Los efectos con la vela, las cartas o el vaso son interesantes. Que los fantasmas aparezcan en la pared, cantando detrás de ella, funciona visualmente bien, pero, sobre todo en el caso del tenor, dificultaba su proyección. Las escenas en que se gira el mobiliario y la casa se pone patas arriba, también impactan de inicio, pero luego te dejan padeciendo por si la cantante estará bien amarrada al sillón.
No me gustó en absoluto que en el sugestivo prólogo en el que suena el piano acompañando la voz del narrador, ésta saliera de un televisor, con sonido metálico de grabación y con la gracieta del chisporroteo de las interferencias televisivas. Y luego, ese recurso de que los espectros canten y doblen la voz y gestos los protagonistas para que nos demos cuenta de que no dejan de ser diferentes caras de la misma moneda, ya está bastante manido por el señor Livermore.
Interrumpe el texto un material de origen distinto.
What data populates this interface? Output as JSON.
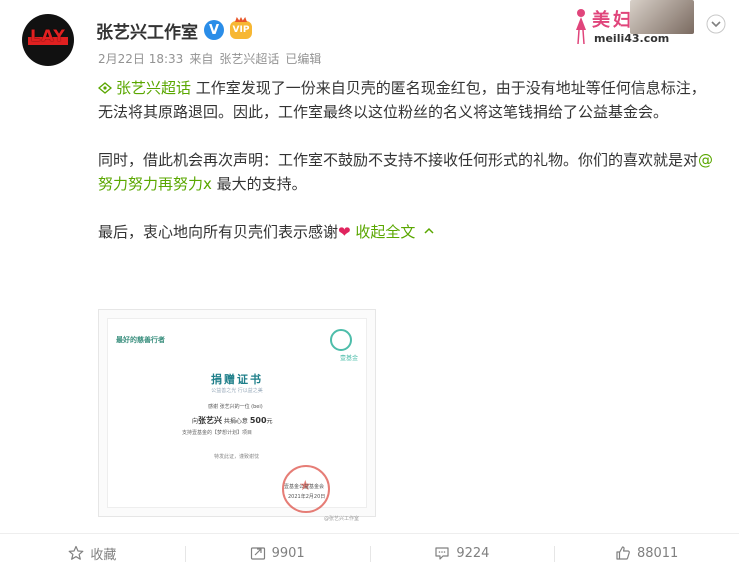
{
  "post": {
    "author": "张艺兴工作室",
    "avatar_text": "LAY",
    "verified_mark": "V",
    "vip_text": "VIP",
    "date": "2月22日 18:33",
    "source_prefix": "来自",
    "source": "张艺兴超话",
    "edited": "已编辑"
  },
  "watermark": {
    "title": "美妇网",
    "url": "meili43.com"
  },
  "content": {
    "topic": "张艺兴超话",
    "p1_rest": " 工作室发现了一份来自贝壳的匿名现金红包，由于没有地址等任何信息标注，无法将其原路退回。因此，工作室最终以这位粉丝的名义将这笔钱捐给了公益基金会。",
    "p2_before": "同时，借此机会再次声明：工作室不鼓励不支持不接收任何形式的礼物。你们的喜欢就是对",
    "mention": "@努力努力再努力x",
    "p2_after": " 最大的支持。",
    "p3": "最后，衷心地向所有贝壳们表示感谢",
    "heart": "❤",
    "collapse": "收起全文"
  },
  "certificate": {
    "org": "最好的慈善行者",
    "logo_label": "壹基金",
    "title": "捐赠证书",
    "subtitle": "公益善之光  行以益之美",
    "line1": "感谢 张艺兴的一位 (bei)",
    "line2_prefix": "向",
    "line2_name": "张艺兴",
    "line2_mid": " 共捐心意 ",
    "line2_amount": "500",
    "line2_suffix": "元",
    "line3": "支持壹基金的【梦想计划】项目",
    "line4": "特发此证，谨致谢忱",
    "sign": "壹基金公益基金会",
    "date": "2021年2月20日",
    "wm": "@张艺兴工作室"
  },
  "actions": {
    "favorite": "收藏",
    "repost": "9901",
    "comment": "9224",
    "like": "88011"
  },
  "colors": {
    "link_green": "#5aa700",
    "topic_orange": "#eb7350",
    "verified_blue": "#2a8de8"
  }
}
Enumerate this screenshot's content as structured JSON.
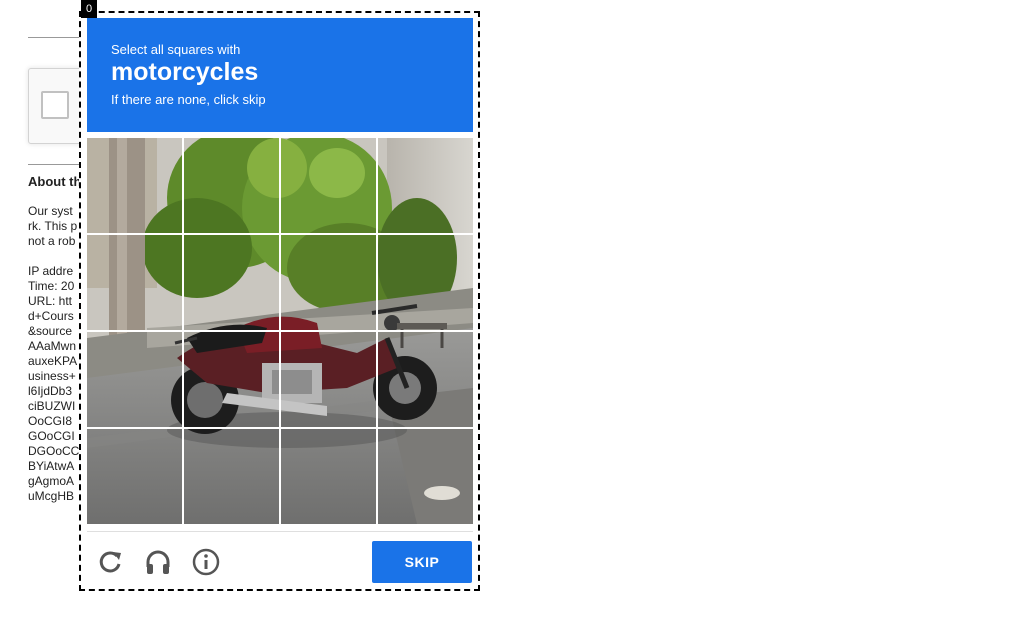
{
  "frame_counter": "0",
  "challenge": {
    "instruction_prefix": "Select all squares with",
    "target": "motorcycles",
    "instruction_suffix": "If there are none, click skip"
  },
  "footer": {
    "reload_icon": "reload-icon",
    "audio_icon": "headphones-icon",
    "info_icon": "info-icon",
    "skip_label": "SKIP"
  },
  "grid": {
    "rows": 4,
    "cols": 4
  },
  "background_page": {
    "heading": "About th",
    "lines": [
      "Our syst",
      "rk. This p",
      "not a rob",
      "",
      "IP addre",
      "Time: 20",
      "URL: htt",
      "d+Cours",
      "&source",
      "AAaMwn",
      "auxeKPA",
      "usiness+",
      "l6IjdDb3",
      "ciBUZWI",
      "OoCGI8",
      "GOoCGI",
      "DGOoCC",
      "BYiAtwA",
      "gAgmoA",
      "uMcgHB"
    ]
  },
  "colors": {
    "accent": "#1a73e8",
    "header_text": "#ffffff"
  }
}
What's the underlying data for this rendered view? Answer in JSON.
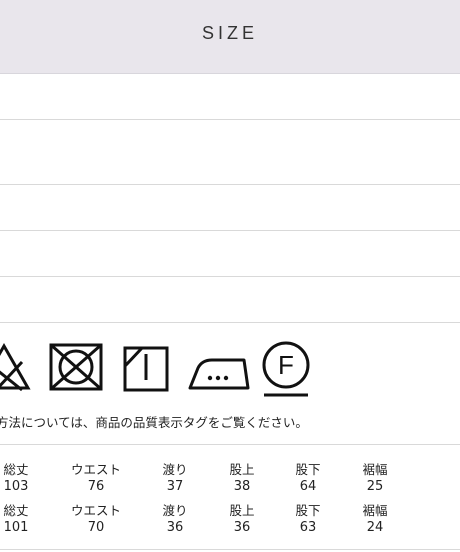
{
  "header": {
    "title": "SIZE"
  },
  "care": {
    "icons": [
      "bleach-not-allowed-icon",
      "do-not-tumble-dry-icon",
      "drip-dry-icon",
      "iron-medium-icon",
      "dry-clean-f-icon"
    ],
    "note": "方法については、商品の品質表示タグをご覧ください。"
  },
  "sizes": {
    "rows": [
      {
        "labels": [
          "総丈",
          "ウエスト",
          "渡り",
          "股上",
          "股下",
          "裾幅"
        ],
        "values": [
          "103",
          "76",
          "37",
          "38",
          "64",
          "25"
        ]
      },
      {
        "labels": [
          "総丈",
          "ウエスト",
          "渡り",
          "股上",
          "股下",
          "裾幅"
        ],
        "values": [
          "101",
          "70",
          "36",
          "36",
          "63",
          "24"
        ]
      }
    ]
  }
}
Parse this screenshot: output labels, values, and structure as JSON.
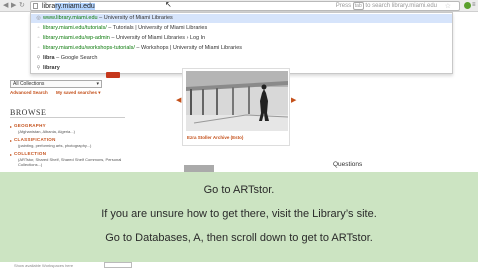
{
  "browser": {
    "url": "library.miami.edu",
    "hint_prefix": "Press",
    "hint_key": "tab",
    "hint_suffix": "to search library.miami.edu"
  },
  "autocomplete": [
    {
      "icon": "globe-icon",
      "url": "www.library.miami.edu",
      "title": "University of Miami Libraries",
      "active": true
    },
    {
      "icon": "page-icon",
      "url": "library.miami.edu/tutorials/",
      "title": "Tutorials | University of Miami Libraries",
      "active": false
    },
    {
      "icon": "page-icon",
      "url": "library.miami.edu/wp-admin",
      "title": "University of Miami Libraries › Log In",
      "active": false
    },
    {
      "icon": "page-icon",
      "url": "library.miami.edu/workshops-tutorials/",
      "title": "Workshops | University of Miami Libraries",
      "active": false
    },
    {
      "icon": "search-icon",
      "url": "libra",
      "title": "Google Search",
      "active": false
    },
    {
      "icon": "search-icon",
      "url": "library",
      "title": "",
      "active": false
    }
  ],
  "site": {
    "collections_select": "All Collections",
    "advanced_search": "Advanced Search",
    "saved_searches": "My saved searches ▾",
    "browse_heading": "BROWSE",
    "categories": [
      {
        "title": "GEOGRAPHY",
        "desc": "(Afghanistan, Albania, Algeria...)"
      },
      {
        "title": "CLASSIFICATION",
        "desc": "(painting, performing arts, photography...)"
      },
      {
        "title": "COLLECTION",
        "desc": "(ARTstor, Shared Shelf, Shared Shelf Commons, Personal"
      },
      {
        "title": "",
        "desc": "Collections...)"
      }
    ],
    "image_caption": "Ezra Stoller Archive (Esto)",
    "questions": "Questions",
    "bottom_text": "Show available Workspaces here"
  },
  "overlay": {
    "line1": "Go to ARTstor.",
    "line2": "If you are unsure how to get there, visit the Library’s site.",
    "line3": "Go to Databases, A, then scroll down to get to ARTstor."
  },
  "colors": {
    "accent": "#c4501a",
    "overlay": "#cce4c2",
    "url_green": "#0b7a0b"
  }
}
En conjunto la producción no funciona mal, presenta puntos de interés y sirve para conducir dramáticamente la acción. Y si valoramos los medios económicos disponibles le otorgaremos más mérito, pero yo me sigo quedando con esa impresión de que me esperaba bastante más.
En el foso, al frente de la, reducida para la ocasión, Orquestra de la Comunitat Valenciana, volvió a situarse el norteamericano Chistopher Franklin, quien ya lo hiciese anteriormente en Juana de Arco en la hoguera, de Honegger, y en Café Kafka, de Francisco Coll. En ambas ocasiones, especialmente en la primera de ellas, no me convenció nada de nada. Y ayer me volvió a generar las mismas impresiones. Su dirección fue completamente plana y desmanotada, sin prestar atención alguna a los detalles y matices que son tan importantes en una partitura como esta. Abusando del forte, sin administrar la tensión en los crescendos y fallando a la hora de dotar de equilibrio al conjunto orquestal. Por el contrario, se mostró muy atento con la escena, dirigiendo y marcando las entradas a los cantantes y logrando que estos siguiesen a la orquesta en los momentos más complicados. No sé muy bien qué es lo que han visto en este director para insistir en traerle, pero me preocupa seriamente, después de los resultados de ayer, lo que pueda perpetrar el año que viene con una ópera de enorme envergadura y exigencia como es Peter Grimes.
Que la dirección no acabase de estar a la altura no resta mérito al virtuosismo exhibido por todos y cada uno de los músicos que ayer ocupaban el foso, ofreciendo una vez más unas prestaciones excelentes. Sería injusto destacar a nadie en particular porque todos se mostraron al mejor nivel: celesta, piano, arpa, violines, viola, chelo, contrabajo, flauta, clarinete, oboe, fagot, trompa y percusión. Todos brillaron ante una partitura difícil y en una orquesta de cámara donde cualquier error queda inmediatamente en evidencia. Vaya lujo de músicos seguimos teniendo.
Como decía al principio, mi mayor miedo al inicio no eran los fantasmas de Quint y Jessel, sino el rendimiento que pudiesen dar los alumnos del Centre. He de reconocer que ese miedo se disipó bastante en cuanto se anunciaron oficialmente los nombres de Karen Gardeazabal y Nozomi Kato, posiblemente las dos mejores voces que ha dado el Centre en los últimos años, para los papeles de Institutriz y Mrs. Grose; pero, aún así, hay que felicitar a todos los cantantes que intervinieron ayer por los buenos resultados obtenidos.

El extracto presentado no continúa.